Он спал, упаковавшись в спальный мешок, и, когда проснулся, подумал, что спит уже давно. Мешок он разложил на усыпанной хвоей земле, защищенной выступом скалы, за входом в пещеру; повернувшись во сне, он почувствовал, как в бок ему впился револьвер, который он пристегнул шнурком к запястью и положил у бедра, когда устраивался на ночлег, вконец уморившись за день: ныли плечи и спина, ноги дрожали от усталости, и мышцы были так напряжены, что земля казалась мягкой, поэтому было особенно приятно просто растянуться в мешке под пушистой фланелевой подкладкой.

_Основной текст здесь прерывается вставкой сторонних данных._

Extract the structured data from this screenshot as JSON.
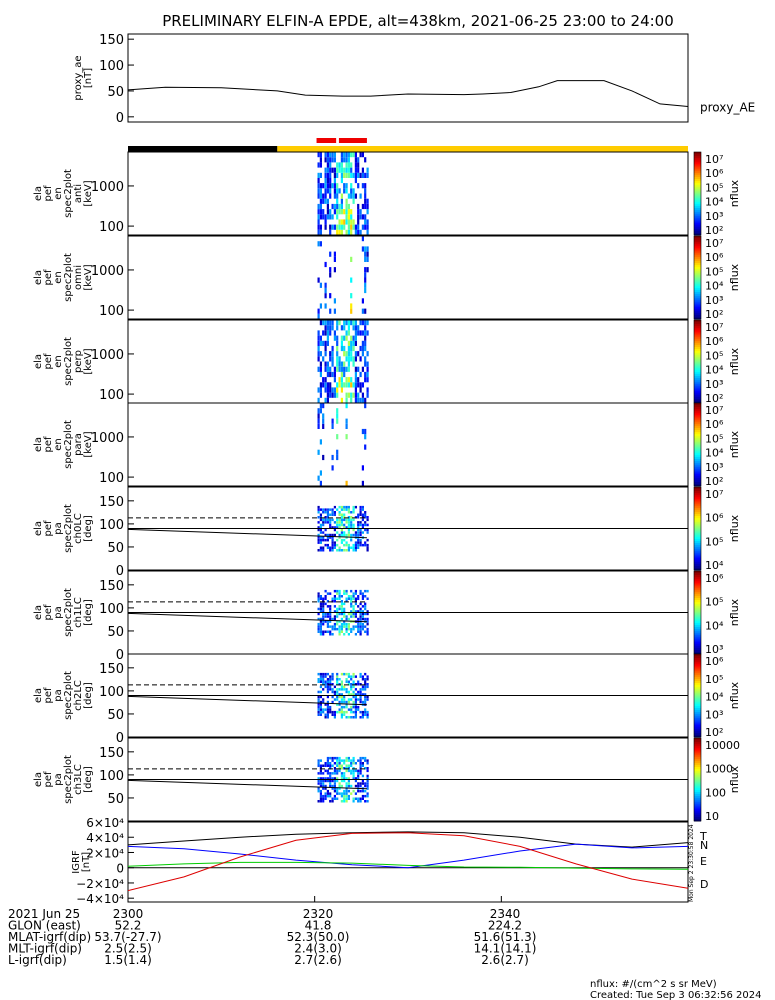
{
  "title": "PRELIMINARY ELFIN-A EPDE, alt=438km, 2021-06-25 23:00 to 24:00",
  "chart_data": [
    {
      "type": "line",
      "ylabel": "proxy_ae\n[nT]",
      "yticks": [
        "150",
        "100",
        "50",
        "0"
      ],
      "ylim": [
        -10,
        160
      ],
      "series": [
        {
          "name": "proxy_AE",
          "x": [
            2300,
            2304,
            2310,
            2316,
            2319,
            2323,
            2326,
            2330,
            2336,
            2338,
            2341,
            2344,
            2346,
            2349,
            2351,
            2354,
            2357,
            2360
          ],
          "y": [
            52,
            57,
            56,
            50,
            42,
            40,
            40,
            44,
            43,
            44,
            47,
            58,
            70,
            70,
            70,
            50,
            25,
            20
          ]
        }
      ],
      "color": "#000000"
    },
    {
      "type": "heatmap",
      "ylabel": "ela\npef\nen\nspec2plot\nanti\n[keV]",
      "yticks": [
        "1000",
        "100"
      ],
      "scale": "log",
      "ylim": [
        60,
        7000
      ]
    },
    {
      "type": "heatmap",
      "ylabel": "ela\npef\nen\nspec2plot\nomni\n[keV]",
      "yticks": [
        "1000",
        "100"
      ],
      "scale": "log",
      "ylim": [
        60,
        7000
      ]
    },
    {
      "type": "heatmap",
      "ylabel": "ela\npef\nen\nspec2plot\nperp\n[keV]",
      "yticks": [
        "1000",
        "100"
      ],
      "scale": "log",
      "ylim": [
        60,
        7000
      ]
    },
    {
      "type": "heatmap",
      "ylabel": "ela\npef\nen\nspec2plot\npara\n[keV]",
      "yticks": [
        "1000",
        "100"
      ],
      "scale": "log",
      "ylim": [
        60,
        7000
      ]
    },
    {
      "type": "heatmap",
      "ylabel": "ela\npef\npa\nspec2plot\nch0LC\n[deg]",
      "yticks": [
        "150",
        "100",
        "50",
        "0"
      ],
      "ylim": [
        0,
        180
      ]
    },
    {
      "type": "heatmap",
      "ylabel": "ela\npef\npa\nspec2plot\nch1LC\n[deg]",
      "yticks": [
        "150",
        "100",
        "50",
        "0"
      ],
      "ylim": [
        0,
        180
      ]
    },
    {
      "type": "heatmap",
      "ylabel": "ela\npef\npa\nspec2plot\nch2LC\n[deg]",
      "yticks": [
        "150",
        "100",
        "50",
        "0"
      ],
      "ylim": [
        0,
        180
      ]
    },
    {
      "type": "heatmap",
      "ylabel": "ela\npef\npa\nspec2plot\nch3LC\n[deg]",
      "yticks": [
        "150",
        "100",
        "50"
      ],
      "ylim": [
        0,
        180
      ]
    },
    {
      "type": "line",
      "ylabel": "IGRF\n[nT]",
      "yticks": [
        "6×10⁴",
        "4×10⁴",
        "2×10⁴",
        "0",
        "−2×10⁴",
        "−4×10⁴"
      ],
      "ylim": [
        -45000,
        60000
      ],
      "x": [
        2300,
        2306,
        2312,
        2318,
        2324,
        2330,
        2336,
        2342,
        2348,
        2354,
        2360
      ],
      "series": [
        {
          "name": "T",
          "color": "#000000",
          "y": [
            30000,
            35000,
            40000,
            44000,
            46000,
            47000,
            46000,
            40000,
            31000,
            27000,
            33000
          ]
        },
        {
          "name": "N",
          "color": "#0000ff",
          "y": [
            28000,
            25000,
            18000,
            10000,
            4000,
            0,
            10000,
            22000,
            31000,
            26000,
            28000
          ]
        },
        {
          "name": "E",
          "color": "#00cc00",
          "y": [
            2000,
            5000,
            7000,
            7000,
            6000,
            3000,
            1000,
            500,
            -500,
            -1500,
            -2000
          ]
        },
        {
          "name": "D",
          "color": "#dd0000",
          "y": [
            -30000,
            -12000,
            14000,
            36000,
            45000,
            46000,
            42000,
            28000,
            5000,
            -15000,
            -27000
          ]
        }
      ]
    }
  ],
  "colorbar_labels": [
    {
      "ticks": [
        "10⁷",
        "10⁶",
        "10⁵",
        "10⁴",
        "10³",
        "10²"
      ],
      "label": "nflux"
    },
    {
      "ticks": [
        "10⁷",
        "10⁶",
        "10⁵",
        "10⁴",
        "10³",
        "10²"
      ],
      "label": "nflux"
    },
    {
      "ticks": [
        "10⁷",
        "10⁶",
        "10⁵",
        "10⁴",
        "10³",
        "10²"
      ],
      "label": "nflux"
    },
    {
      "ticks": [
        "10⁷",
        "10⁶",
        "10⁵",
        "10⁴",
        "10³",
        "10²"
      ],
      "label": "nflux"
    },
    {
      "ticks": [
        "10⁷",
        "10⁶",
        "10⁵",
        "10⁴"
      ],
      "label": "nflux"
    },
    {
      "ticks": [
        "10⁶",
        "10⁵",
        "10⁴",
        "10³"
      ],
      "label": "nflux"
    },
    {
      "ticks": [
        "10⁶",
        "10⁵",
        "10⁴",
        "10³",
        "10²"
      ],
      "label": "nflux"
    },
    {
      "ticks": [
        "10000",
        "1000",
        "100",
        "10"
      ],
      "label": "nflux"
    }
  ],
  "status_bar": {
    "colors": [
      "#000000",
      "#ffcc00"
    ],
    "highlight": "#ee0000"
  },
  "footer": {
    "rows": [
      [
        "2021 Jun 25",
        "2300",
        "2320",
        "2340"
      ],
      [
        "GLON (east)",
        "52.2",
        "41.8",
        "224.2"
      ],
      [
        "MLAT-igrf(dip)",
        "53.7(-27.7)",
        "52.3(50.0)",
        "51.6(51.3)"
      ],
      [
        "MLT-igrf(dip)",
        "2.5(2.5)",
        "2.4(3.0)",
        "14.1(14.1)"
      ],
      [
        "L-igrf(dip)",
        "1.5(1.4)",
        "2.7(2.6)",
        "2.6(2.7)"
      ]
    ],
    "units": "nflux: #/(cm^2 s sr MeV)",
    "created": "Created: Tue Sep  3 06:32:56 2024",
    "side_stamp": "Mon Sep  2 23:30:58 2024"
  }
}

Проснувшись, он не сразу сообразил, где находится, потом вспомнил и, вытащив револьвер из-под бока, с удовольствием приготовился снова погрузиться в сон, положив ладонь на подушку, сооруженную из одежды, в которую были аккуратно завернуты чувяки на веревочной подошве.
Но тут он почувствовал, как кто-то тронул его за плечо, и мгновенно вскинулся, правой рукой схватив внутри мешка револьвер.
– Ах, это ты, – сказал он, отпустив револьвер, выпростал обе руки, притянул ее к себе и ощутил, что она дрожит.
– Забирайся ко мне, – произнес он тихо. – Там холодно.
– Нет. Я не должна…
– Забирайся, – повторил он. – Тогда и поговорим.
Она не переставала дрожать, и он взял ее за запястье одной рукой и нежно обнял за плечи другой. Она отвернулась.
– Иди ко мне, крольчонок, – снова сказал он и поцеловал ее в затылок.
– Я боюсь.
– Не надо бояться. Забирайся.
– Как?
– Просто залезай. Здесь просторно. Хочешь – помогу?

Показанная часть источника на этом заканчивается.